State Sen. Jo Comerford, D-Northampton, talks with first graders Luke Gracci and Evan Holloway while visiting classrooms Friday morning at Warwick Community School.
State Sen. Jo Comerford, D-Northampton, talks with first graders Luke Gracci and Evan Holloway while visiting classrooms Friday morning at Warwick Community School. Credit: Staff Photo/Dan Little—

WARWICK — A visit from State Sen. Jo Comerford, D-Northampton, at Warwick Community School was a participatory lesson in state government, with students advocating for their school and for small, rural schools in general.

“I grew up thinking that government could be something really good,” Comerford told the children Friday. “We pay taxes, we invest in something that’s a common good. Then we send people to make sure that it’s fair all around.”

Public education was one of the reasons that Comerford ran for office, she said.

Now she is preparing for a March 22 meeting with the Joint Committee on Education, where she will push for major changes to how the state funds education. The current formula chronically underfunds rural school districts, according to advocacy groups like the Western Massachusetts-based Rural Schools Coalition. Warwick Community School is being directly affected.
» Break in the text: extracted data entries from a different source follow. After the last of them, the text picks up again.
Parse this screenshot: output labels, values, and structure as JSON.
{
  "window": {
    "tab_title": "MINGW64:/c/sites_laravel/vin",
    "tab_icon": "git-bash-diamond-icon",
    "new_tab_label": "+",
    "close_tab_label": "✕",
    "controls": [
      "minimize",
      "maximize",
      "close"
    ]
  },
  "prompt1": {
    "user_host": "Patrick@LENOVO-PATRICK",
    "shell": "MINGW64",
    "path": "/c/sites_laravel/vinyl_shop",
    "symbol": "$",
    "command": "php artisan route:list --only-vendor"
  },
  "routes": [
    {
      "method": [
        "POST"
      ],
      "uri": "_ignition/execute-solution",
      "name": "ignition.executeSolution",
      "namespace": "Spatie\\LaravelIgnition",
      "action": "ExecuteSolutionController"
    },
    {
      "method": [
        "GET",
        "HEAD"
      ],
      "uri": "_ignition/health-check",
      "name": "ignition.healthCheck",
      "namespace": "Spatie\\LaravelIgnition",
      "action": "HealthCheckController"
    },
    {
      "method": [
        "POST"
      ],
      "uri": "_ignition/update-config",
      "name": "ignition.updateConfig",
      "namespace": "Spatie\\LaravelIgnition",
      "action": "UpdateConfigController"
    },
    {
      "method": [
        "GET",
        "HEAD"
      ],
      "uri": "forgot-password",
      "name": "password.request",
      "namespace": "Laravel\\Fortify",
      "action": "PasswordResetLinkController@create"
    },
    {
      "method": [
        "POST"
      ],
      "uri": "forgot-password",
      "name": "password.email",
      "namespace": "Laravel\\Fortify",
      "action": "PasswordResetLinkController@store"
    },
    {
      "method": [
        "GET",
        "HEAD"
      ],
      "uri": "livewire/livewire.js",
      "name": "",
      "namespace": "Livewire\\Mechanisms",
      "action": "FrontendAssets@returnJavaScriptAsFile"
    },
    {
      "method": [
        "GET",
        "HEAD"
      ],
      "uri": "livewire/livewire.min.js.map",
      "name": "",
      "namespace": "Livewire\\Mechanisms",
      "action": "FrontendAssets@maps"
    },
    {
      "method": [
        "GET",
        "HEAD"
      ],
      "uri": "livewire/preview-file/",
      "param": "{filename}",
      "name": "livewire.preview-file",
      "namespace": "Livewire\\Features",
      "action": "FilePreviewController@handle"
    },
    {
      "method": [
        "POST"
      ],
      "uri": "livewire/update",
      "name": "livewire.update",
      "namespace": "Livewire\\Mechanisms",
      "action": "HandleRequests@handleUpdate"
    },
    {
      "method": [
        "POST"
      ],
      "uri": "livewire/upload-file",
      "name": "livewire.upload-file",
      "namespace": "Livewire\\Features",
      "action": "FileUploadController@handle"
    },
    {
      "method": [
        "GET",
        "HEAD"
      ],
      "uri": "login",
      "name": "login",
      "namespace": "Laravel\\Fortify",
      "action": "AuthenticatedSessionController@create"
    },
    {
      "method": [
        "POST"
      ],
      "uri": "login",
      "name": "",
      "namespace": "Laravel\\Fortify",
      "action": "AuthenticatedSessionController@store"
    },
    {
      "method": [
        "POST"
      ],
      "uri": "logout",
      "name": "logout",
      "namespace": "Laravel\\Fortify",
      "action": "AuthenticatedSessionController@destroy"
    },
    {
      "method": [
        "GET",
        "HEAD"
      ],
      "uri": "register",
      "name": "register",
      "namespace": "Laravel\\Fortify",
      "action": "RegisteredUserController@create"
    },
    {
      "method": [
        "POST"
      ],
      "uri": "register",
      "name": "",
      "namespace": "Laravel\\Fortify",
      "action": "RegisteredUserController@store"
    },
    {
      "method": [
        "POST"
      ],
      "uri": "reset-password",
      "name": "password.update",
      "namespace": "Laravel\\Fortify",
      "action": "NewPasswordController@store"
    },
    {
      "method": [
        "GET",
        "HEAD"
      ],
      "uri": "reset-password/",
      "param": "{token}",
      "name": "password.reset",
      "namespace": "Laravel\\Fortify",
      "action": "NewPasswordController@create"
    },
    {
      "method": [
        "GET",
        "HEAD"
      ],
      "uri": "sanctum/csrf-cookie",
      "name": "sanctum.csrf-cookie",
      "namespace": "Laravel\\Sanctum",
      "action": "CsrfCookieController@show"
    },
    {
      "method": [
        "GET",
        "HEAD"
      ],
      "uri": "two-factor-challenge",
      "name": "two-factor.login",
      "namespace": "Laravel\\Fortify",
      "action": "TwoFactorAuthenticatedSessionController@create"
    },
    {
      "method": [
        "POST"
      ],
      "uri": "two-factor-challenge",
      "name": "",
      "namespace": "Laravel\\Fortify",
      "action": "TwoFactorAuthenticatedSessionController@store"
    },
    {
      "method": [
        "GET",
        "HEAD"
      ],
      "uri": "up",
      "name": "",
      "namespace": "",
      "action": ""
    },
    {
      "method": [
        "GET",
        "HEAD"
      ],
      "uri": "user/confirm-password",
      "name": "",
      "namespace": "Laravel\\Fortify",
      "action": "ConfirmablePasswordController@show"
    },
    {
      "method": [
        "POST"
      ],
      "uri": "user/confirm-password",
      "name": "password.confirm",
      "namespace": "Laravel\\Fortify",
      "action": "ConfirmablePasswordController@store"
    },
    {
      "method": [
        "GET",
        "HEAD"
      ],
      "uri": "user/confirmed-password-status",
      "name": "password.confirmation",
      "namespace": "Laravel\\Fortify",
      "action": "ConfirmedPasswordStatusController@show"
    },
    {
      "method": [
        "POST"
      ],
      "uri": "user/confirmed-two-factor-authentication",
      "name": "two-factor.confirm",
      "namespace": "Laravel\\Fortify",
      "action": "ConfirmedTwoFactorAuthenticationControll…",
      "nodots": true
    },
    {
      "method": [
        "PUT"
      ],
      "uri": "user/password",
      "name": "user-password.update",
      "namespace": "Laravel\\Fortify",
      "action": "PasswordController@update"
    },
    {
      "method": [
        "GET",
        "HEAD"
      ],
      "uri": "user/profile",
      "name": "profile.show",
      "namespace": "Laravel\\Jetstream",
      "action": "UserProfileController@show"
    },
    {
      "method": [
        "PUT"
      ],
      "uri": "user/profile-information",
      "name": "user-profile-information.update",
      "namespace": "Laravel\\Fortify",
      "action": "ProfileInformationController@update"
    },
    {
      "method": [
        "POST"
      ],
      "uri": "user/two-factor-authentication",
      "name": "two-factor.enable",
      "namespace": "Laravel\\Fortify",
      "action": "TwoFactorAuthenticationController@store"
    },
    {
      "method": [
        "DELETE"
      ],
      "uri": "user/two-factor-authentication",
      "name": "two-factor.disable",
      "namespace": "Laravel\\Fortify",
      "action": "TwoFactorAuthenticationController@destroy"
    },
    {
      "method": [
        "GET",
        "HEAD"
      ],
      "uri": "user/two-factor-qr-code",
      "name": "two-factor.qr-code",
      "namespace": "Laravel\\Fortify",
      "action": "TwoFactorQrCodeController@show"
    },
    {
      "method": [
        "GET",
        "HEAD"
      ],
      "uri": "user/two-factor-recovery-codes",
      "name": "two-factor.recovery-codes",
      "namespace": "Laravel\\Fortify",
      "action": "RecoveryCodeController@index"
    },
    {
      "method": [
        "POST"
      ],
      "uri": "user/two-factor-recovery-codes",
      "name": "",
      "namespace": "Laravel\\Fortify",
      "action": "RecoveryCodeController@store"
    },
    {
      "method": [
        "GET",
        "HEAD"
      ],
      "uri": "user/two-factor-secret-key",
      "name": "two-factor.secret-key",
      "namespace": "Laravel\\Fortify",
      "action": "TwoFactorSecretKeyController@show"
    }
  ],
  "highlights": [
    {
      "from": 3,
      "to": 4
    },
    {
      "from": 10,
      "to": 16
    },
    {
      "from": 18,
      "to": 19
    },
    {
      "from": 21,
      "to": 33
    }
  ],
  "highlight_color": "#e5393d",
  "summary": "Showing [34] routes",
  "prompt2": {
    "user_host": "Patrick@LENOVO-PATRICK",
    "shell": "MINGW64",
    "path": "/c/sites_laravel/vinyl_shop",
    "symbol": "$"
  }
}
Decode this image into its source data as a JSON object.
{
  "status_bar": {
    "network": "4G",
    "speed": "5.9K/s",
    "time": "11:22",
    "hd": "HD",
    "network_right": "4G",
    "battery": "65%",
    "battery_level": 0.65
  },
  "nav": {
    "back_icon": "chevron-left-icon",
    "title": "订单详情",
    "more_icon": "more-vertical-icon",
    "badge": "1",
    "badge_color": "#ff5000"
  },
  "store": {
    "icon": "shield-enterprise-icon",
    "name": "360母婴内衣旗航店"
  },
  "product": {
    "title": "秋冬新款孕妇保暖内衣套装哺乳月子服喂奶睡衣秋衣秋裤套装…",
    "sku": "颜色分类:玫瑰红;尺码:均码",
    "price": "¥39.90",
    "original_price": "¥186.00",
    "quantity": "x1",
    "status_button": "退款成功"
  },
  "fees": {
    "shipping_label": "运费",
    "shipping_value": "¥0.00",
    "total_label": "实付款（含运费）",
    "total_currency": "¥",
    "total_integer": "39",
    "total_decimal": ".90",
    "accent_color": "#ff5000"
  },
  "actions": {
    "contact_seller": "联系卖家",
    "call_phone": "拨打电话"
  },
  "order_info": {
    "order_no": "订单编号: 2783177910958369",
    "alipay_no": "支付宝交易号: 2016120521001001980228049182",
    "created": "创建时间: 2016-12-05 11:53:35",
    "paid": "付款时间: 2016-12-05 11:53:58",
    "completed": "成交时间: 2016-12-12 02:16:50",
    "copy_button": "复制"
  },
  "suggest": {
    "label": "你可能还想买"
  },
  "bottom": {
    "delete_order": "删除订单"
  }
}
In its efforts to become financially sustainable, the Pioneer Valley Regional School Committee is considering closing Warwick’s school.

Last year, a “rural aid” account in the state’s budget seemed to signal a positive change for local educators. But that was a one-time thing. Comerford wants something that is “baked in” to the formula that determines how much state aid school districts receive each year.

“The legislature has turned toward increasing funds in a more earnest way,” Comerford said. “It’s a once-in-a-generation to get this right.”

One option, which Comerford supports and which has been endorsed by the Rural Schools Coalition, is to add a permanent “rurality factor” to the state’s formula, so that school districts below a certain population density would automatically receive extra funding every year.

Comerford encouraged locals to participate in the March 22 meeting, maybe through a letter-writing campaign or by showing up at the State House.

“There aren’t as many of us in Western Massachusetts as there are in Boston,” she said. “So we have to make our voices even louder and do things that are even more creative and bigger and bolder to make sure that our stories are heard.”